Alex makes $168,000 per year, combined between her full-time job and her side hustle. Her company pays for breakfast, lunch and dinner during the work week, plus a cell phone subsidy, health, dental and vision insurance, a gym membership, and commuting costs. She also househacks, so her living expenses are only $400 per month. What should she do with her ample savings?
Christine is 38 and earns $70,000 per year running her own business. She holds $70,000 in investment accounts, has another $16,000 in savings, bought a condo with 20 percent down, and has no debt. What can she do to fast-track her path to financial independence?
Amy is unsure whether she should pay off her mortgage, downsize to a smaller home, or invest.
Katherine is 23 and househacking into a duplex. How much should she set aside for cash reserves?
Miriam started a podcast and wants to know how to morph a passion into a lucrative income stream.
Nick wonders if the FIRE movement should plan an annual gathering … you know, like a FIRE Festival. (But not like the Fyre Festival.)
I tackle these six questions in today’s episode.
Here are the details:
Christine asks:
I’m 38, I just bought my first home (a condo) at $141,000. I put 20% down, so no PMI, and I have no outstanding debt besides this mortgage. I have $70,000 in retirement savings: $35,000 in a Roth IRA and $35,000 in a brokerage account. I have $13,000 in savings and $3,000 in an emergency fund in liquid cash. I’m self-employed and make approximately $70,000 a year.
I feel like my assets might be a little bit all over the place, and because I started saving so much later in life, I feel like I have a lot of catching up to do. What advice would you give to put me in the best position to become FI? At this point, retirement seems like a dream.
Amy asks:
My husband and I have recently started our journey to financial independence. We would love your opinion on our situation.
We’ve been in our house for a little over a year, we owe about $350,000 on it, and we bring home about $12,000/month after taxes. We don’t have any other debt except for our vehicles, which we’re hoping to crush within the next couple of years, and our mortgage payment is about $2,300/month.
I’m not sure if it would be better to:
- Pay down extra on our mortgage
- Plan to sell our home in a few years and downsize
- Pay extra on our mortgage while also contributing more toward the stock market
What do you think?
Nick asks:
I was watching the FIRE documentary on Netflix and I had an idea: it would be really cool to have a FIRE festival, where everyone in the FIRE community could meet up once a year. Is there something like that already in existence?
Miriam asks:
My husband and I are in our early 30s, we have three young kids, and we work full-time. We’re new to the FIRE movement but we’re on the bandwagon and just getting started.

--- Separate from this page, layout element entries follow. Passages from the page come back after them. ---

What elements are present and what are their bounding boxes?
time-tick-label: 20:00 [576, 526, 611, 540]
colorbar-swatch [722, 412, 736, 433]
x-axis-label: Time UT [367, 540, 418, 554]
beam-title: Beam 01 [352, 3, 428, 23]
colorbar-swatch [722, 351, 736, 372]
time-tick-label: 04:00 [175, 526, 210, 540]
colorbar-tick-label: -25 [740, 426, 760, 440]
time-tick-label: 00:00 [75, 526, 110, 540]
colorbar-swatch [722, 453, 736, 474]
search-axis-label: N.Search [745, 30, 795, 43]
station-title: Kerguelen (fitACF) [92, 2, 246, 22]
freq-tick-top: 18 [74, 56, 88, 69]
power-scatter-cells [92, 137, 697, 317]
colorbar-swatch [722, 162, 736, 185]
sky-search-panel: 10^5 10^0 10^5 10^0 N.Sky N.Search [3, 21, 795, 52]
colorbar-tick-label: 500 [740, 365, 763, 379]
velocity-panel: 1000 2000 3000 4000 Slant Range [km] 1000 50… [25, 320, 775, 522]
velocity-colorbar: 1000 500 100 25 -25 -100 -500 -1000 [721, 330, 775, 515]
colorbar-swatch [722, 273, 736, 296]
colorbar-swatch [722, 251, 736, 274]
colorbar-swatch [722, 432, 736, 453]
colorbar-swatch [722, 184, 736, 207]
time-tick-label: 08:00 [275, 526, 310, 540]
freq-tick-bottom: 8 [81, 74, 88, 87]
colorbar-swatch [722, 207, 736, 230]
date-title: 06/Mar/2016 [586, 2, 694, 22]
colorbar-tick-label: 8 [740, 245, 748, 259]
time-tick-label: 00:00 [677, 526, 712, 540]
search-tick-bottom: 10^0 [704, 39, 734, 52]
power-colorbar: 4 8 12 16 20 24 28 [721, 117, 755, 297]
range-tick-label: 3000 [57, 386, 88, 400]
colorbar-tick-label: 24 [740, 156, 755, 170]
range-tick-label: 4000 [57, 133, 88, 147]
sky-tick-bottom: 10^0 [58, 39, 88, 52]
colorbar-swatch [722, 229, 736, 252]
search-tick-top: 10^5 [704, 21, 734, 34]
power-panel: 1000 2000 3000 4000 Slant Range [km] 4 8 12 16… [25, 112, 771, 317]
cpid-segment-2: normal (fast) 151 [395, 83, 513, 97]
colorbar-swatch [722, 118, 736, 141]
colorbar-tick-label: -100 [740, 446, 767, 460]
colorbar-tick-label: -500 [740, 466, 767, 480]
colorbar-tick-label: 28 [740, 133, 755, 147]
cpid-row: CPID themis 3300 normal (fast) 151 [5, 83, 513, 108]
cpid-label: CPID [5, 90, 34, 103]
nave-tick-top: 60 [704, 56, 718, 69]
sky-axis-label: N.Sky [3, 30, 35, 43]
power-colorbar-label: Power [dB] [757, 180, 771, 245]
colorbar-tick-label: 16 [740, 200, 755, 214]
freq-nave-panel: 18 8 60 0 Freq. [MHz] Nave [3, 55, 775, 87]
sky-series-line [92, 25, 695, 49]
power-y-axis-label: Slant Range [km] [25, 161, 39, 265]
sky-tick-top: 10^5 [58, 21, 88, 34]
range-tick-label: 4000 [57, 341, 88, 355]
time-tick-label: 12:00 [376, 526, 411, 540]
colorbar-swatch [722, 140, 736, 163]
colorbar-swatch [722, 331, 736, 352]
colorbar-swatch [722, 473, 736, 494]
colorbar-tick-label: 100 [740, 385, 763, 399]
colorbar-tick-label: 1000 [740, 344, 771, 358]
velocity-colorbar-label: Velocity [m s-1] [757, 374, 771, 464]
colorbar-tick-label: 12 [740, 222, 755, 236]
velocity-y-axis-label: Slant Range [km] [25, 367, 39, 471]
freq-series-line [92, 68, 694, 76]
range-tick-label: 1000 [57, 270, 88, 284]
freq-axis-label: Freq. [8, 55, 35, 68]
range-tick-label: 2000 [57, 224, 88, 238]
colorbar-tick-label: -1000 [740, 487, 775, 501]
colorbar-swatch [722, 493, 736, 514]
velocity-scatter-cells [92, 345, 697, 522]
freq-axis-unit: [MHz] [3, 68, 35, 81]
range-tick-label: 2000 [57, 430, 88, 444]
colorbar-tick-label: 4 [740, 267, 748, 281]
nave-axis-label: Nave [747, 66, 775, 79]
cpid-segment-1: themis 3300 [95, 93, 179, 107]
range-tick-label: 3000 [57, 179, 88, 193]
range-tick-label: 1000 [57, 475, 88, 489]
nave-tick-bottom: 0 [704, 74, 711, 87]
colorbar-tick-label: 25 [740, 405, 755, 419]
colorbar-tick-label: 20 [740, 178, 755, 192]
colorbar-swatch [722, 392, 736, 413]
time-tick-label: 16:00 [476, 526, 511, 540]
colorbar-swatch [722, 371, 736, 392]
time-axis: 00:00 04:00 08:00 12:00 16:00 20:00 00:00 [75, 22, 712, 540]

My husband is going down the real estate path – he and his partner are very excited about that business venture. I’m not, though – I have my own side passions and I don’t have any kind of business background, so I’m not sure where to go next.
After a life-changing illness last year, I knew I wanted to focus on mental and spiritual wellness, so I started a podcast. But I want to make sure that what I love doing (the podcast and coaching others) is eventually going to support me financially. I want to plan wisely for the future of my podcast and business, so my questions are:
- When and how do you make the first steps of taking your passion and turning it into something lucrative?
- What tips do you have for a new podcaster like myself?
Alex asks:
I’m 27 and recently purchased my second home. I currently make $120,000/year at my job and have no debt other than these two properties. I also have a business which pulls in $4,000/month. I invest 10% of my income to my 401(k) and my company matches $6,000/year. I also max out my Roth IRA, and I invest $1,000/mo to an individual account through Fidelity just because. My living expenses are basically $400/mo because I househack.
How else would you allocate the additional income that I’m seeing for the first time?
Katherine asks:
I’m 23 and I just had an offer accepted on my first duplex that I’ll be househacking.
My question is about the savings you keep specifically for rental properties. Do you have separate buckets for repairs and maintenance, vacancies, and capex? On the blog, I see that you recommend having at least six, but preferably eight to ten months of mortgage payments set aside. Is that just a hedge against vacancies, or for everything?
If you have more than one bucket for all of those things, how many buckets do you have, and do you consider these buckets to be fully funded? Or are they never fully funded, and you just put in $X or X% of rent per month in perpetuity and take money out as required?
Assuming there are no issues found in the inspection and I close on the property, my plan is to pay the market rate for rent for the side I’ll be living in out of my W2 income, including the amount that would normally be considered profit, and shovel all of it into beefing up the savings account for the house…but at what point can I stop saving?